Staff told us there were concerns around the electronic system, which was used at the trust, as this was used as an assurance system. Staff raised concerns that this was not fit for purpose as an assurance system. The system required staff to be logged in to receive alerts and there were concerns around the alerts function and who was accepting these or the issue around staff ignoring alerts. Despite the concerns raised by staff, this was not on the risk register.
Staff also raised concerns around the speed in which concerns and risks were addressed. Staff shared examples at the time of the assessment where there had been delays in addressing concerns and risks.
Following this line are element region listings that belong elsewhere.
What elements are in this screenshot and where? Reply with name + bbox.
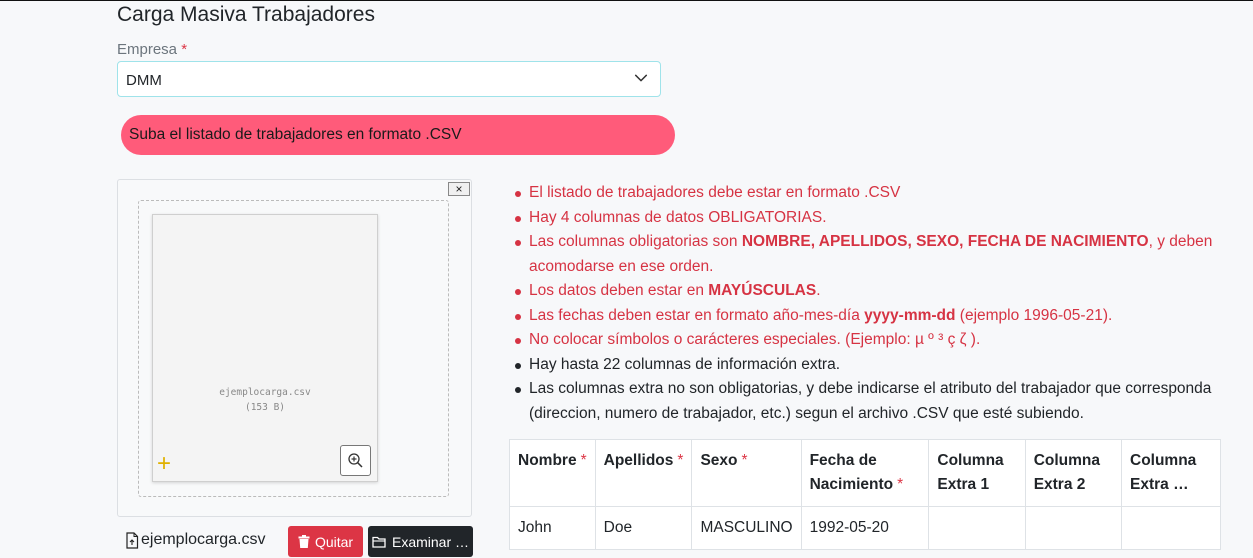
column-header-label: Columna Extra 2 — [1033, 452, 1100, 493]
table-cell: MASCULINO — [691, 506, 802, 550]
column-header-label: Apellidos — [603, 452, 674, 469]
table-cell — [928, 506, 1026, 550]
required-mark: * — [580, 452, 587, 469]
column-header-label: Nombre — [518, 452, 577, 469]
upload-alert: Suba el listado de trabajadores en forma… — [121, 115, 675, 155]
close-icon[interactable]: × — [448, 182, 470, 196]
preview-file-size: (153 B) — [244, 402, 286, 413]
selected-file-caption: ejemplocarga.csv — [125, 531, 266, 549]
required-mark: * — [181, 41, 188, 58]
emphasis-text: NOMBRE, APELLIDOS, SEXO, FECHA DE NACIMI… — [741, 233, 1149, 250]
table-cell: John — [509, 506, 596, 550]
page-title: Carga Masiva Trabajadores — [117, 3, 375, 26]
file-thumbnail — [152, 214, 378, 482]
list-item: Las columnas obligatorias son NOMBRE, AP… — [512, 230, 1237, 279]
required-mark: * — [741, 452, 748, 469]
company-select[interactable]: DMM — [117, 61, 661, 97]
table-cell — [1024, 506, 1123, 550]
list-item: Las fechas deben estar en formato año-me… — [512, 304, 1237, 329]
list-item-text: (ejemplo 1996-05-21). — [955, 306, 1113, 324]
selected-file-name: ejemplocarga.csv — [141, 531, 266, 548]
list-item-text: . — [816, 282, 821, 299]
list-item: No colocar símbolos o carácteres especia… — [512, 328, 1237, 353]
list-item: Hay 4 columnas de datos OBLIGATORIAS. — [512, 206, 1237, 231]
list-item: Los datos deben estar en MAYÚSCULAS. — [512, 279, 1237, 304]
column-header: Columna Extra 1 — [928, 439, 1026, 507]
table-body: John Doe MASCULINO 1992-05-20 — [509, 506, 1221, 550]
chevron-down-icon — [634, 74, 648, 82]
list-item: Las columnas extra no son obligatorias, … — [512, 377, 1237, 426]
column-header-label: Sexo — [700, 452, 738, 469]
list-item-text: No colocar símbolos o carácteres especia… — [529, 331, 981, 348]
column-header: Apellidos * — [594, 439, 693, 507]
zoom-icon[interactable] — [340, 445, 371, 476]
list-item-text: Los datos deben estar en — [529, 282, 709, 299]
requirements-list: El listado de trabajadores debe estar en… — [512, 181, 1237, 426]
column-header: Columna Extra 2 — [1024, 439, 1123, 507]
list-item-text: Hay hasta 22 columnas de información ext… — [529, 355, 841, 373]
browse-button[interactable]: Examinar … — [368, 526, 473, 557]
column-header: Fecha de Nacimiento * — [800, 439, 930, 507]
list-item-text: El listado de trabajadores debe estar en… — [529, 184, 901, 201]
list-item-text: Las columnas obligatorias son — [529, 233, 742, 250]
column-header: Columna Extra … — [1121, 439, 1221, 507]
list-item-text: Las fechas deben estar en formato año-me… — [529, 306, 865, 324]
emphasis-text: MAYÚSCULAS — [708, 282, 817, 299]
company-label: Empresa * — [117, 41, 187, 58]
table-row: John Doe MASCULINO 1992-05-20 — [509, 506, 1221, 550]
column-header-label: Columna Extra 1 — [937, 452, 1004, 493]
column-header-label: Fecha de Nacimiento — [809, 452, 894, 493]
table-header-row: Nombre * Apellidos * Sexo * Fecha de Nacimient… — [509, 439, 1221, 507]
required-mark: * — [677, 452, 684, 469]
list-item: Hay hasta 22 columnas de información ext… — [512, 353, 1237, 378]
browse-button-label: Examinar … — [391, 533, 470, 550]
column-header: Nombre * — [509, 439, 596, 507]
column-header: Sexo * — [691, 439, 802, 507]
company-label-text: Empresa — [117, 41, 178, 58]
emphasis-text: yyyy-mm-dd — [864, 306, 956, 324]
list-item-text: Las columnas extra no son obligatorias, … — [529, 380, 1212, 422]
preview-file-name: ejemplocarga.csv — [219, 387, 311, 398]
table-cell: Doe — [594, 506, 693, 550]
remove-button-label: Quitar — [314, 533, 354, 550]
file-icon — [126, 531, 139, 549]
list-item-text: Hay 4 columnas de datos OBLIGATORIAS. — [529, 208, 827, 226]
company-select-value: DMM — [126, 72, 162, 89]
column-header-label: Columna Extra … — [1130, 452, 1197, 493]
required-mark: * — [897, 476, 904, 493]
add-icon[interactable]: + — [157, 452, 171, 476]
table-cell: 1992-05-20 — [800, 506, 930, 550]
example-table: Nombre * Apellidos * Sexo * Fecha de Nacimient… — [509, 439, 1221, 550]
folder-icon — [372, 536, 386, 548]
list-item: El listado de trabajadores debe estar en… — [512, 181, 1237, 206]
trash-icon — [298, 535, 310, 548]
remove-button[interactable]: Quitar — [288, 526, 363, 557]
table-cell — [1121, 506, 1221, 550]
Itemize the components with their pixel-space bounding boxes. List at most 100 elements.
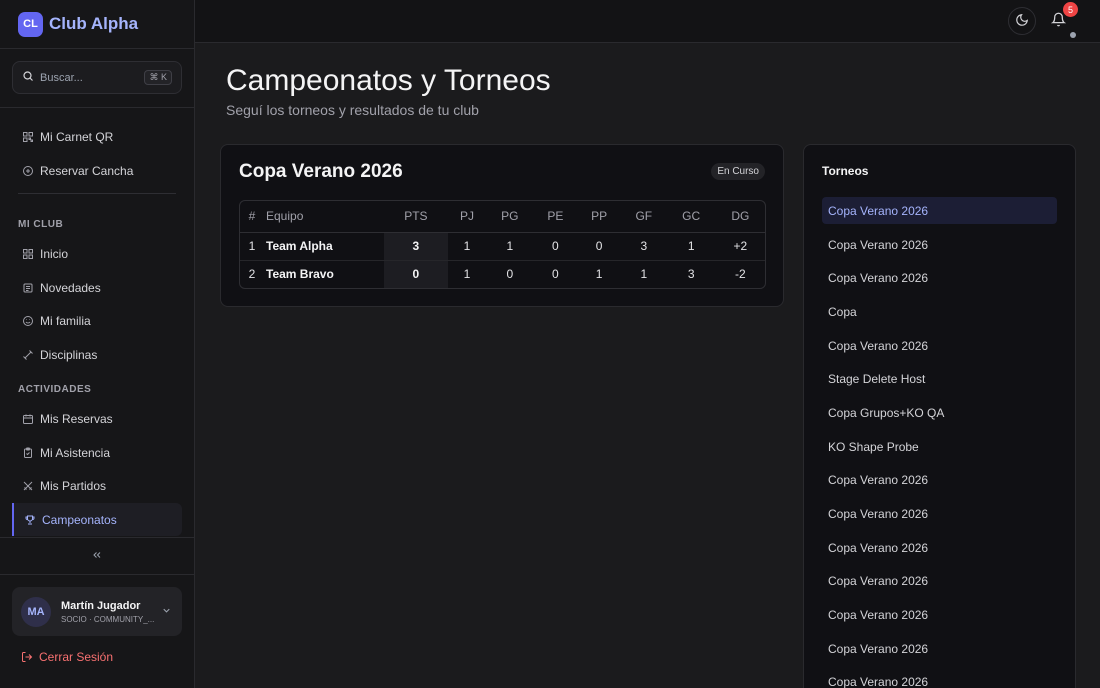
tournament-list-item[interactable]: Copa Verano 2026 [822, 668, 1057, 688]
cell-dg: -2 [735, 267, 746, 282]
user-info: Martín Jugador SOCIO · COMMUNITY_... [61, 600, 161, 624]
cell-gc: 1 [666, 232, 716, 261]
brand-logo: CL [18, 11, 43, 37]
brand-name: Club Alpha [49, 14, 139, 33]
search-input[interactable]: Buscar... ⌘ K [12, 61, 182, 94]
tournament-list-item[interactable]: Copa Verano 2026 [822, 500, 1057, 527]
cell-gf: 1 [640, 267, 648, 282]
sidebar-divider [18, 193, 176, 194]
chevrons-left-icon [91, 549, 103, 564]
plus-circle-icon [21, 164, 34, 177]
cell-gc: 3 [687, 267, 695, 282]
col-header-pp: PP [577, 201, 622, 233]
col-header-pe: PE [533, 201, 578, 233]
moon-icon [1015, 13, 1029, 30]
user-menu[interactable]: MA Martín Jugador SOCIO · COMMUNITY_... [12, 587, 182, 636]
tournament-list-item[interactable]: Copa Verano 2026 [822, 601, 1057, 628]
cell-pp: 0 [577, 232, 622, 261]
sidebar-item-mis-partidos[interactable]: Mis Partidos [12, 469, 182, 502]
page-title: Campeonatos y Torneos [226, 64, 551, 97]
cell-pj: 1 [463, 267, 471, 282]
sidebar-item-disciplinas[interactable]: Disciplinas [12, 338, 182, 371]
user-role: SOCIO · COMMUNITY_... [61, 614, 155, 624]
table-row: 2 Team Bravo 0 1 0 0 1 1 3 -2 [240, 260, 765, 288]
avatar: MA [21, 596, 51, 627]
tournament-list-item[interactable]: Copa Verano 2026 [822, 635, 1057, 662]
tournament-list-item[interactable]: Copa Verano 2026 [822, 231, 1057, 258]
collapse-sidebar-button[interactable] [0, 537, 194, 575]
tournament-list-item[interactable]: Copa Verano 2026 [822, 534, 1057, 561]
sidebar-item-label: Mi Carnet QR [40, 129, 114, 144]
cell-gf: 3 [621, 232, 667, 261]
grid-icon [21, 247, 34, 260]
user-name: Martín Jugador [61, 599, 141, 612]
tournament-card: Copa Verano 2026 En Curso # Equipo PTS P… [220, 144, 784, 307]
cell-pj: 1 [447, 232, 487, 261]
page-subtitle: Seguí los torneos y resultados de tu clu… [226, 102, 479, 118]
tournaments-panel: Torneos Copa Verano 2026 Copa Verano 202… [803, 144, 1076, 688]
col-header-pg: PG [486, 201, 534, 233]
table-header-row: # Equipo PTS PJ PG PE PP GF GC DG [240, 201, 765, 233]
tournament-list-item[interactable]: Copa Verano 2026 [822, 264, 1057, 291]
cell-team: Team Alpha [260, 232, 384, 261]
sidebar-item-label: Campeonatos [42, 512, 117, 527]
sidebar-item-mi-familia[interactable]: Mi familia [12, 304, 182, 337]
section-label-actividades: ACTIVIDADES [18, 384, 92, 395]
cell-pos: 2 [248, 267, 256, 282]
brand[interactable]: CL Club Alpha [0, 0, 194, 49]
trophy-icon [23, 513, 36, 526]
sidebar-item-label: Reservar Cancha [40, 163, 134, 178]
sidebar-item-mi-asistencia[interactable]: Mi Asistencia [12, 436, 182, 469]
topbar: 5 [195, 0, 1100, 43]
sidebar-item-label: Novedades [40, 280, 101, 295]
tournament-list-item[interactable]: Copa Grupos+KO QA [822, 399, 1057, 426]
tournament-list-item[interactable]: Copa Verano 2026 [822, 567, 1057, 594]
col-header-pj: PJ [447, 201, 487, 233]
col-header-pts: PTS [384, 201, 448, 233]
col-header-gf: GF [621, 201, 667, 233]
tournament-list-item[interactable]: Copa Verano 2026 [822, 197, 1057, 224]
cell-pos: 1 [240, 232, 260, 261]
theme-toggle-button[interactable] [1008, 7, 1036, 35]
sidebar-item-campeonatos[interactable]: Campeonatos [12, 503, 182, 536]
search-placeholder: Buscar... [40, 71, 83, 84]
col-header-gc: GC [666, 201, 716, 233]
clipboard-icon [21, 446, 34, 459]
notification-count-badge: 5 [1063, 2, 1078, 17]
cell-pe: 0 [533, 232, 578, 261]
newspaper-icon [21, 281, 34, 294]
sidebar: CL Club Alpha Buscar... ⌘ K Mi Carnet QR… [0, 0, 195, 688]
table-row: 1 Team Alpha 3 1 1 0 0 3 1 +2 [240, 232, 765, 261]
chevron-down-icon [161, 604, 172, 619]
tournament-list-item[interactable]: Copa Verano 2026 [822, 466, 1057, 493]
tournament-list-item[interactable]: Copa Verano 2026 [822, 332, 1057, 359]
tournament-title: Copa Verano 2026 [239, 161, 403, 182]
calendar-icon [21, 412, 34, 425]
dumbbell-icon [21, 348, 34, 361]
cell-team: Team Bravo [266, 267, 334, 282]
section-label-mi-club: MI CLUB [18, 219, 64, 230]
col-header-pos: # [240, 201, 260, 233]
logout-button[interactable]: Cerrar Sesión [21, 650, 113, 664]
sidebar-item-reservar-cancha[interactable]: Reservar Cancha [12, 154, 182, 187]
cell-pg: 1 [486, 232, 534, 261]
tournament-list-item[interactable]: Copa [822, 298, 1057, 325]
sidebar-item-mis-reservas[interactable]: Mis Reservas [12, 402, 182, 435]
search-area: Buscar... ⌘ K [0, 49, 194, 108]
cell-pts: 0 [384, 260, 448, 288]
smile-icon [21, 314, 34, 327]
sidebar-item-inicio[interactable]: Inicio [12, 237, 182, 270]
panel-title: Torneos [822, 164, 869, 178]
sidebar-item-carnet-qr[interactable]: Mi Carnet QR [12, 120, 182, 153]
cell-dg: +2 [715, 232, 765, 261]
cell-pp: 1 [595, 267, 603, 282]
tournament-list-item[interactable]: KO Shape Probe [822, 433, 1057, 460]
col-header-team: Equipo [260, 201, 384, 233]
swords-icon [21, 479, 34, 492]
sidebar-item-label: Mis Reservas [40, 411, 113, 426]
tournament-list-item[interactable]: Stage Delete Host [822, 365, 1057, 392]
sidebar-item-label: Mis Partidos [40, 478, 107, 493]
sidebar-item-novedades[interactable]: Novedades [12, 271, 182, 304]
bell-icon [1050, 12, 1066, 30]
sidebar-item-label: Inicio [40, 246, 69, 261]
The service had governance processes. However, these were not always effective. The service had dashboards which provided oversight of aspects of care including missed medication and falls assessment completion. However, the number of operations, cancellations, failed discharges and readmissions, complications amongst other key data was not in a single place to support the service’s oversight. In addition to this, information shared after the assessment indicated some key information was not readily available for oversight but would require specific manual audit.
The service had 4 separate risk registers (general surgery, gynaecology, orthopaedics and theatre risk registers) which did not have all relevant details on them including dates they were identified and registered as risks as well as no identified owner of the risk. Information provided after the onsite assessment did not provide assurance all risks were recorded. An updated general surgery risk register was provided which showed an additional risk had been added after queries were made by the assessment team.
The information systems used by the service did not enable staff to easily and readily access data to enable leaders to be fully informed about the performance of the service and where risks existed.
The service had evidence where audits had been completed; however, there was no action taken as a result of the findings. The service also demonstrated a delayed response to investigating some serious incidents which resulted in delayed learning and action.
Governance meetings were held regularly and followed a standardised format. In addition to the regular meetings, each speciality were required to produce a “four box report” which provided details of positive work, area of concern, outcomes and learning and improvements.
Partnerships and communities
We did not look at Partnerships and communities during this assessment. The score for this quality statement is based on the previous rating for Well-led.
Learning, improvement and innovation
We did not look at Learning, improvement and innovation during this assessment. The score for this quality statement is based on the previous rating for Well-led.